Security Researchers Detail New 'BlindSide' Speculative Execution Attack

"Security researchers from Amsterdam have publicly detailed 'BlindSide' as a new speculative execution attack vector for both Intel and AMD processors," reports Phoronix:BlindSide is self-described as being able to "mount BROP-style attacks in the speculative execution domain to repeatedly probe and derandomize the kernel address space, craft arbitrary memory read gadgets, and enable reliable exploitation.
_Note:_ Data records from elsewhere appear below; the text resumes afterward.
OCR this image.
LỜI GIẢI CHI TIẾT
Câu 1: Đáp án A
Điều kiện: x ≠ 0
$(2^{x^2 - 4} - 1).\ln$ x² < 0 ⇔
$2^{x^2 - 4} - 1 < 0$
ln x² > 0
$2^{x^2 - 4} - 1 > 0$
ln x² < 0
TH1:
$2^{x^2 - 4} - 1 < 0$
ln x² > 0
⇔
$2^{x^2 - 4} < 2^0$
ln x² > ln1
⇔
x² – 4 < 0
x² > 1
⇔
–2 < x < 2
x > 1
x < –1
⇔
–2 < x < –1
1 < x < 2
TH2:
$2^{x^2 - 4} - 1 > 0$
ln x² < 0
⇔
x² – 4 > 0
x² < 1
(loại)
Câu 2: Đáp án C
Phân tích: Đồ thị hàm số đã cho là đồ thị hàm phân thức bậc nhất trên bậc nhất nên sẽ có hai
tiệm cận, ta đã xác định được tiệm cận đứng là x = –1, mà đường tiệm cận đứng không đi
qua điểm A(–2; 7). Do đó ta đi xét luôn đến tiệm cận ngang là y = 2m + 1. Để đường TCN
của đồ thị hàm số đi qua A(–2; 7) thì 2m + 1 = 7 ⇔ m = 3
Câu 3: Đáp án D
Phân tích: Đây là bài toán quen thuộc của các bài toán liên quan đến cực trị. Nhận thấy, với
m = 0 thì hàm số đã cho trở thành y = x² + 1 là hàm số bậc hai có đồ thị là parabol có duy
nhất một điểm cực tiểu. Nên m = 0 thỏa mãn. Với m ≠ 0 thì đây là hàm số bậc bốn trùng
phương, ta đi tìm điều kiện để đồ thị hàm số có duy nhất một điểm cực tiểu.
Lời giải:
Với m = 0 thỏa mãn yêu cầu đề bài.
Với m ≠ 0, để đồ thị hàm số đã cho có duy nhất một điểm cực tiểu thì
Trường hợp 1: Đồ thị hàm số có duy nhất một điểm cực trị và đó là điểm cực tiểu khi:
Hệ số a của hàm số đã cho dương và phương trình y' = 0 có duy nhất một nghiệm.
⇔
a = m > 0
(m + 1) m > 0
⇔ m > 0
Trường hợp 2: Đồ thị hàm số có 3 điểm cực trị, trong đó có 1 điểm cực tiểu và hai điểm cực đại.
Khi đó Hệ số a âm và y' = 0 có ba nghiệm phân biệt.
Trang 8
This works even in face of strong randomization schemes, e.g., the recent FGKASLR or fine-grained schemes based on execute-only memory, and state-of-the-art mitigations against Spectre and other transient execution attacks." From a single buffer overflow in the kernel, researchers claim three BlindSide exploits in being able to break KASLR (Kernel Address Space Layout Randomization), break arbitrary randomization schemes, and even break fine-grained randomization. There's more information on the researcher's web site, and they've also created an informational video. And here's a crucial excerpt from their paper shared by Slashdot reader Hmmmmmm:In addition to the Intel Whiskey Lake CPU in our evaluation, we confirmed similar results on Intel Xeon E3-1505M v5, XeonE3-1270 v6 and Core i9-9900K CPUs, based on the Skylake, KabyLake and Coffee Lake microarchitectures, respectively, as well as on AMD Ryzen 7 2700X and Ryzen 7 3700X CPUs, which are based on the Zen+ and Zen2 microarchitectures. Overall, our results confirm speculative probing is effective on a modern Linux system on different microarchitectures, hardened with the latest mitigations.